Well, potions class didn't start very well today. I was late - again. Professor Snape has warned me a bunch of times, but between the Weasley twins having flooded the east corridors and Peeves throwing rotten pumpkins at everyone trying to go down the main stairway, I had no choice but to take the long way around to the dungeons.


Professor Snape was already angry before I even arrived. His hatred of all things Muggle is well known, so when Professor Dumbledore announced that the next couple weeks would be dedicated to Muggle studies across all classes, we all dreaded potions.


We sat down to find chocolate frogs at our desks. Was this some kind of joke, Professor Snape leaving treats out for every student in class? Not a chance. Today's assignment was to create a popular Muggle hot drink that uses chocolate, and since students bringing sweets into Snape's classroom is strictly forbidden, he was forced to provide them for us.


This drink is apparently just thinned, melted chocolate. Professor Snape could barely bring himself to discuss it, instead letting Millicent Bulstrode talk about it to the class. Hermione and the few other students who were raised by Muggles all seemed really happy that the entire class was dedicated to this chocolate drink.

Opening my chocolate frog, I quickly used a simple stun spell to keep it from hopping away. Neville's frog jumped into one of the old dungeon runoff drains, so Ron and Harry both gave him bits of their frogs.



While some of the other students were chasing their frogs around the room, Susan Bones told us that someone in her family owns a chocolate shop in London, and that Muggles like chocolates in a variety of strengths, meaning the amount of actual cocoa bean in the chocolate. Apparently our chocolate frogs are 70% croakoa, which is similar to cocoa and gives the frogs their magical abilities. More importantly, I got a Salazar Slytherin card! So cool, I needed one! Although Ron got a Herpo the Foul card, which is really rare and even cooler!

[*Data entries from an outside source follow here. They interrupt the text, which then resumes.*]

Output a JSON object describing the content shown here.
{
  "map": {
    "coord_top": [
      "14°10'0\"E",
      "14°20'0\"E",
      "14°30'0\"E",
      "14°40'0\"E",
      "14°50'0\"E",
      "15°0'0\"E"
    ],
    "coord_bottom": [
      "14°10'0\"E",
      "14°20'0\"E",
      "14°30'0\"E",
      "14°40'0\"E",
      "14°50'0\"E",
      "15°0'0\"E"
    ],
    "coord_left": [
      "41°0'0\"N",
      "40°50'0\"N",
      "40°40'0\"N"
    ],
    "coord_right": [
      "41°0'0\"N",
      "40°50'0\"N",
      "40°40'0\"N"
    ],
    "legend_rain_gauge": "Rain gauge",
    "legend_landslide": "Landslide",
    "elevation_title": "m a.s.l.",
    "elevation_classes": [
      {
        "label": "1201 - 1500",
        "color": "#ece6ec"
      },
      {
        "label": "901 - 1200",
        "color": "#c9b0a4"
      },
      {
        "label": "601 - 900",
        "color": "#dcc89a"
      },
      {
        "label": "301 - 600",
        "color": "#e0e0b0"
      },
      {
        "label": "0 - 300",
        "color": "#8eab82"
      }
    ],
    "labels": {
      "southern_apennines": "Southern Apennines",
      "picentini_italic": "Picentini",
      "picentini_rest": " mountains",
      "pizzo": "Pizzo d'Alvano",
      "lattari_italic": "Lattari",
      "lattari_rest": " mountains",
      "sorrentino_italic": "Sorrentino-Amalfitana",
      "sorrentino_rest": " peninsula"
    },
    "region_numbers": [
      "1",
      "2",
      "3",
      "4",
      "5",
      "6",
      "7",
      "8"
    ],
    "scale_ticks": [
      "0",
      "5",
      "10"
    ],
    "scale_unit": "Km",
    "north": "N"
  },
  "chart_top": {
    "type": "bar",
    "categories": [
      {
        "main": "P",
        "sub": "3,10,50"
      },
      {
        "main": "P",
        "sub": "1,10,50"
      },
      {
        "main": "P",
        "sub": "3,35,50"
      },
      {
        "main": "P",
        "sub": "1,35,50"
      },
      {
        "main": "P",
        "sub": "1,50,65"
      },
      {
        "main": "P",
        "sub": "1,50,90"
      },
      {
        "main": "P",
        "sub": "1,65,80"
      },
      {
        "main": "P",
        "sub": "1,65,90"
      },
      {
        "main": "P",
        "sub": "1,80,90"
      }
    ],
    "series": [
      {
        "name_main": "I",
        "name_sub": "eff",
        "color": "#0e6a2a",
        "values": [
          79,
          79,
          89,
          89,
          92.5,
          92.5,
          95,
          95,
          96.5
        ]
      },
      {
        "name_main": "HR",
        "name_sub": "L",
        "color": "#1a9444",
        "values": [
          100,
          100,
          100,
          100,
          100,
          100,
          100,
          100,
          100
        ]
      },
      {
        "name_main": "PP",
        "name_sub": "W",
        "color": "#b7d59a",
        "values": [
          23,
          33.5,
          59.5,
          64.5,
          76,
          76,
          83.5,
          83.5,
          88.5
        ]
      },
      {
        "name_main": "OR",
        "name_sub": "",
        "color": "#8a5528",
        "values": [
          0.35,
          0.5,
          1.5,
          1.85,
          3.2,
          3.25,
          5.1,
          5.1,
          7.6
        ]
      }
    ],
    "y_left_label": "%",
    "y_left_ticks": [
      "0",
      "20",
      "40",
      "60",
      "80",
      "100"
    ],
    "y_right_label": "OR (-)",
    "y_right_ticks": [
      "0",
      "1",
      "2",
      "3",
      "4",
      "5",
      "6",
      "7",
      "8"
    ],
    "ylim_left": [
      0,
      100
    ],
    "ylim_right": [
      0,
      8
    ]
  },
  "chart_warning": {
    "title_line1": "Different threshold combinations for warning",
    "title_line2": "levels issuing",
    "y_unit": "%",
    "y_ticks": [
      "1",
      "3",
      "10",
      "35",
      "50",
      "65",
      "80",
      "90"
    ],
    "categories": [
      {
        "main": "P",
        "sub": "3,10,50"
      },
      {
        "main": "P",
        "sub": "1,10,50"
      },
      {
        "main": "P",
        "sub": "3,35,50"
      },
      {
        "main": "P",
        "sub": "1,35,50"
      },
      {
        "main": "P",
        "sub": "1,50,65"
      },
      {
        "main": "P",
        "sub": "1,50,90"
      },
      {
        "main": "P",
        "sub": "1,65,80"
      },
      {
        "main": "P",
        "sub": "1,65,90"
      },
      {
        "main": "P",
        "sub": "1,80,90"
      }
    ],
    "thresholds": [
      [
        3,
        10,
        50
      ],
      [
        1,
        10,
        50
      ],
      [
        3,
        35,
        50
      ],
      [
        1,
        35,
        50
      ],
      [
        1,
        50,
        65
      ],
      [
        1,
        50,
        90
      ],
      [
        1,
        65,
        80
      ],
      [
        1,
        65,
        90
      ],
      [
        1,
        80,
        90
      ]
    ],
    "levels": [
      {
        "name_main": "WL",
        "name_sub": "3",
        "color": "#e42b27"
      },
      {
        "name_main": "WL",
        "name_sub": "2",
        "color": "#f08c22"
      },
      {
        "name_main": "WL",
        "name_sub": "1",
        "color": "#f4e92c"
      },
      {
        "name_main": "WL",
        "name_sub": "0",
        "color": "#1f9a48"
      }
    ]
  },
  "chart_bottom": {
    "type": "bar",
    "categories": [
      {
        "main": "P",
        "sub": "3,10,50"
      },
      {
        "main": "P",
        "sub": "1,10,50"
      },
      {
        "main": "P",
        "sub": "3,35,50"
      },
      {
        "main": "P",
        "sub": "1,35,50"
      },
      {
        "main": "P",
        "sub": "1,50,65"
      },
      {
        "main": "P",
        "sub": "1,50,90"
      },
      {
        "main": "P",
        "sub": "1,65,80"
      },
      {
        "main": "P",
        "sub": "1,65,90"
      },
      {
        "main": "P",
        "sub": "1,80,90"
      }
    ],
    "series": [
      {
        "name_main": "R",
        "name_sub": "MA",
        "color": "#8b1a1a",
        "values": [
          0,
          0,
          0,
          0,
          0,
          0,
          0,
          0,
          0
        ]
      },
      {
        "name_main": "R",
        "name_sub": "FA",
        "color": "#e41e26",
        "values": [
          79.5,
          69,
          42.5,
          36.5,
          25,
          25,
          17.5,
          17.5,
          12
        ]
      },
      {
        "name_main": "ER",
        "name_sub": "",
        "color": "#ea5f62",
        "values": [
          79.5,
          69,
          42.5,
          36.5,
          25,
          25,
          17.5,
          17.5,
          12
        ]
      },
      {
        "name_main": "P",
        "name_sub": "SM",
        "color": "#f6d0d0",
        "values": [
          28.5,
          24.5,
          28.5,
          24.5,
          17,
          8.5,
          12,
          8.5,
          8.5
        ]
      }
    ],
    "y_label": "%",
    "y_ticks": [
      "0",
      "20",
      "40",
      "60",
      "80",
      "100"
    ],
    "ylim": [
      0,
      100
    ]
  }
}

Chopping up the chocolate frog felt a bit... umm... gross, I guess. I know we usually eat them anyway, but this kind of felt like torture, even though I know they're not really alive. But there was no way I was going to miss this! Parvati felt bad chopping hers up, so Snape charmed it back to pseudo-life and made her do it while it was squirming around on the table! She was in tears. He's so horrible!


We heated milk in our cauldrons, and just before the milk boiled, added the bits of chocolate frog. They melted quickly and smoothly. Seamus Finnegan somehow managed to catch his hair on fire, and Harry, Ron, and Neville had to cut their recipes by a third, which of course confused Ron to no end. Two students from Ravenclaw somehow caused their frogs to puff up like balloons until they popped! We’ve made things much more complex than this, I don’t know how they managed to screw this up.


Mine turned out pretty good! If I had to complain about any of it, I'd maybe say it was a bit too sweet. It was easy to see why Professor Snape hates it, as bitter as he is. Harry and Hermione also complained that theirs were too sweet, and Hermione instructed us all to add a spoonful of cocoa powder too them, which balanced them out nicely. Apparently she's been to Paris and told us about how the chocolate drinks there are darker and stronger. Naturally, Hermione made the best in class, but Professor Snape still took points from Gryffndor for her attitude when she presented it to him.

Off to History of Magic now. I think we’re learning about some Muggle named Houdini.